Si vous regardez bien la toile, vous
remarquerez des bestioles dans le calice que tient saint Jean :
Les autres visiteurs étaient tous focalisés sur le grand
triptyque. Nous avons demandé à la charmante surveillante qui se trouvait dans
la salle si elle savait ce que racontait cette représentation, mais nous étions
toutes deux perdues.
Une
réponse se trouve sur la fiche de cette toile sur le site des collections du
Louvre :
« Portrait
de la duchesse Anne de Beaujeu en buste, agenouillée en prière les mains
jointes. Elle est présentée par saint Jean bénissant de la main droite, à la
gauche un de ses attributs courants, le calice d'où s'échappent deux serpents
(selon le récit miraculeux raconté par Jacques de Voragine dans la Légende
dorée, dans lequel Jean se trouvant à Éphèse fut mis à l'épreuve par le
grand prêtre du temple de Diane : le poison que Jean devait boire fut
transformé en serpent lorsqu'il bénit sa coupe). Ils se tiennent dans une
galerie ouverte sur un paysage visible par une arcade en anse de panier. »
Cette
description donne une piste de recherche, mais pas la bonne réponse : Jean
Hey est bien trop précis dans ses représentations de la Nature pour avoir peint
des serpents aussi mal faits (regardez la bosse sur la créature centrale). Et
puis, il y a trois têtes, pas deux.
Le calice représente la coupe remplie de poison donnée par
le grand prêtre du temple de Diane à Éphèse. Saint Jean bénit la coupe et
neutralisa le poison, mais plusieurs versions existent et dans certaines deux
serpents s’échappent du calice, dans d’autres c’est un petit dragon bicéphale.

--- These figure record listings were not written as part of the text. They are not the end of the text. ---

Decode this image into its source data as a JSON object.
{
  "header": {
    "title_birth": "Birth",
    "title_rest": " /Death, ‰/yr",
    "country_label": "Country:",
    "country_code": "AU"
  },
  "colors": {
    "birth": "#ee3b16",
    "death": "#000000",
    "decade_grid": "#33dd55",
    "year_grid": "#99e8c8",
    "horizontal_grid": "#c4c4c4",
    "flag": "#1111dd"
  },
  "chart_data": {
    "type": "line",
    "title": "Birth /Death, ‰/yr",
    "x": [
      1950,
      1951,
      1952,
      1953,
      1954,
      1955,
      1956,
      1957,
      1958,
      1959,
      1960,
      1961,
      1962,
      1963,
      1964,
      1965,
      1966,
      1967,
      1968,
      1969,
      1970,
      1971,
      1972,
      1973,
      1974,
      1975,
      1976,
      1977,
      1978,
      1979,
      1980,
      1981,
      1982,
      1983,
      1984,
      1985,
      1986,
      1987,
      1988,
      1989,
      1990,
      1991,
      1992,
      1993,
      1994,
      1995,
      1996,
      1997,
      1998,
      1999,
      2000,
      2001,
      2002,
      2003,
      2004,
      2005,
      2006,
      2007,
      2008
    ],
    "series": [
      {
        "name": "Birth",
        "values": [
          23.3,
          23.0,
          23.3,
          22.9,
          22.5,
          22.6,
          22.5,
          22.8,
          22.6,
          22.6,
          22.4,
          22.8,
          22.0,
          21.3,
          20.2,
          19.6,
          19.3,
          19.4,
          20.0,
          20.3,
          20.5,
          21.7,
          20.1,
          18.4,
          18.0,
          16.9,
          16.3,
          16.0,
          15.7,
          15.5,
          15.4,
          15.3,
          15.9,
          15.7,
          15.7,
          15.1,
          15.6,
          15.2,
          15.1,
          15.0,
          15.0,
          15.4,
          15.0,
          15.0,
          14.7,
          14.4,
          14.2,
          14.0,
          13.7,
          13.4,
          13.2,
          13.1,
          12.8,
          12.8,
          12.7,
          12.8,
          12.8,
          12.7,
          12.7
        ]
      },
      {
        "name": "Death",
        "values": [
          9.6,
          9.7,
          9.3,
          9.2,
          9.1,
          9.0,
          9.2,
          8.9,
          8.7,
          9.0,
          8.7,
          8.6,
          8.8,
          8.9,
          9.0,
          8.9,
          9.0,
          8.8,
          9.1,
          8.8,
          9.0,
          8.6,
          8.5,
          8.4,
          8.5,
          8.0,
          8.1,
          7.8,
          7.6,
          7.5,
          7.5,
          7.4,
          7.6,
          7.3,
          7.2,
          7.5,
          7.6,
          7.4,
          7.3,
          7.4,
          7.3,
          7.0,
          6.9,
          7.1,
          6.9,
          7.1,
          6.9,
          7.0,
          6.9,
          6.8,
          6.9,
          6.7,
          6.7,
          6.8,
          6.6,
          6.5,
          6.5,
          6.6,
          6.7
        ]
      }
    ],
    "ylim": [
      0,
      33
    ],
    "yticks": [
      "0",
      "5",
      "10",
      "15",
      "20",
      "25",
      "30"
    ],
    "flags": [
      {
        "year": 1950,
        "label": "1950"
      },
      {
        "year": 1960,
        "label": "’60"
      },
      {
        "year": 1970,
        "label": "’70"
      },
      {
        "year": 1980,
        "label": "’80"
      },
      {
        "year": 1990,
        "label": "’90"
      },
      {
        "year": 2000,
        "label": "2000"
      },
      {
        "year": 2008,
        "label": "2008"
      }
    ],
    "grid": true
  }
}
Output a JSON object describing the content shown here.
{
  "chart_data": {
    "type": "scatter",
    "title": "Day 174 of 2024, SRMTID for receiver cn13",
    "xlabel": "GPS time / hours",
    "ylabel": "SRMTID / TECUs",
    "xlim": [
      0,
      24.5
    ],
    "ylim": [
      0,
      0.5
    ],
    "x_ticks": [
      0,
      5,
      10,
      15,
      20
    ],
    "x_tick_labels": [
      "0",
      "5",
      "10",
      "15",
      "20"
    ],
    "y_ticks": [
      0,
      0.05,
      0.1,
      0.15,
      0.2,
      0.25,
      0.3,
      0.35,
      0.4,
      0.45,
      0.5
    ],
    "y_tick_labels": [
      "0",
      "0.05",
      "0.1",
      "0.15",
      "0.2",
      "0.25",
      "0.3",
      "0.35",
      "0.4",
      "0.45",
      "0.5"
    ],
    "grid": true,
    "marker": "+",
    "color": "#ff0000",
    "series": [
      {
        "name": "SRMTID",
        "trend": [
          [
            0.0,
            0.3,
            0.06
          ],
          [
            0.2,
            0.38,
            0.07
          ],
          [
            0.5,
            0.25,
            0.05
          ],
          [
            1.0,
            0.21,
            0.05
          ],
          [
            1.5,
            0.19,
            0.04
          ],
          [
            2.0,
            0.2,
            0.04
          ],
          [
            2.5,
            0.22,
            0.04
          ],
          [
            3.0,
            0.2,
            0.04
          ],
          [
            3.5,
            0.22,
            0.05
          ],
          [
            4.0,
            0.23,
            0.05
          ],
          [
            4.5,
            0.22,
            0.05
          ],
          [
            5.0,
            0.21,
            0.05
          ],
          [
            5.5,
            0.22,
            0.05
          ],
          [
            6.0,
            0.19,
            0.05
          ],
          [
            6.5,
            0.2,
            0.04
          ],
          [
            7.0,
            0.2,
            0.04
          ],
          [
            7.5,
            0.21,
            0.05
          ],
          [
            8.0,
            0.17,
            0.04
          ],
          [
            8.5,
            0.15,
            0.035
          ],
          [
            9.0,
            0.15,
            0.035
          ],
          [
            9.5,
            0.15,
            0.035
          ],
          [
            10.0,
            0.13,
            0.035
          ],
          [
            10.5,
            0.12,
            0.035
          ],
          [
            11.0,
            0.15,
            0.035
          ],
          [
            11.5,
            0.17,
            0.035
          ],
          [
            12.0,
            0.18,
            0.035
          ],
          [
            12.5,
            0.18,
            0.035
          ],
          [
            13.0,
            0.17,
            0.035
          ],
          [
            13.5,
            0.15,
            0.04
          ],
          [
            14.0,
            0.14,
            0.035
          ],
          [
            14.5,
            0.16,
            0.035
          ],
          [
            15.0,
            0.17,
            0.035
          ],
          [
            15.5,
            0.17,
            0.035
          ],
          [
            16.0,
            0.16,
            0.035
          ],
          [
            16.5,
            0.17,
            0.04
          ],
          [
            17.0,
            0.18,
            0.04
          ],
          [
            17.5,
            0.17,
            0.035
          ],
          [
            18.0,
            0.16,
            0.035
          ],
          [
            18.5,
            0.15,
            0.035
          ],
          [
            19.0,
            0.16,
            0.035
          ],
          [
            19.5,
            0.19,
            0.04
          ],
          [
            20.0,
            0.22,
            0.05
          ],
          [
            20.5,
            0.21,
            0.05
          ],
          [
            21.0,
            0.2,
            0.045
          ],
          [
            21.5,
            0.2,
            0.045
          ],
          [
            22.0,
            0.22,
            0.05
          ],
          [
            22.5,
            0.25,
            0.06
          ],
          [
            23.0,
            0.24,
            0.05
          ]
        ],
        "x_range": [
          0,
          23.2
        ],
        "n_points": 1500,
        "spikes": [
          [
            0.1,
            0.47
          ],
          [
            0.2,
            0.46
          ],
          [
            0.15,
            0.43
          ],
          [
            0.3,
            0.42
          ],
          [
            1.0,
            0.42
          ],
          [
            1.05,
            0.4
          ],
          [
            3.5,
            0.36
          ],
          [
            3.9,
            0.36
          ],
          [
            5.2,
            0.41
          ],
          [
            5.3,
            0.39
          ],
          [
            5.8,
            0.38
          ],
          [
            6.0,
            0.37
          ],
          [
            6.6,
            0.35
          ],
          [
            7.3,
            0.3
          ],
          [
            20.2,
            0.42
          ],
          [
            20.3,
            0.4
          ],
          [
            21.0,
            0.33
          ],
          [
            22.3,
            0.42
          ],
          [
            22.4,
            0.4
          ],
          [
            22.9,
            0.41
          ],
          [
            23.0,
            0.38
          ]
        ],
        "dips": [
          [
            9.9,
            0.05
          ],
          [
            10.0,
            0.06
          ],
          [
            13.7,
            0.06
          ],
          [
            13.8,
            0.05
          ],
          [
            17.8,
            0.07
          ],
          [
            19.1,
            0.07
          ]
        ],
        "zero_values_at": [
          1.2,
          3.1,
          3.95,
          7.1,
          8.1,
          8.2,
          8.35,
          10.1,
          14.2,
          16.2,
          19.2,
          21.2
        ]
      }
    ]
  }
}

Certaines versions parlent d’un serpent d’airain ou d’un dragon à trois têtes.
Ici, nous avons donc un dragon à trois têtes ; c’est à la fois un symbole
du Christ, un rappel du serpent d’airain de Moïse et une promesse de guérison.
Cette créature dans le calice tenu par l’Évangéliste est
beaucoup plus importante et intéressante qu’il n’y paraît au premier regard.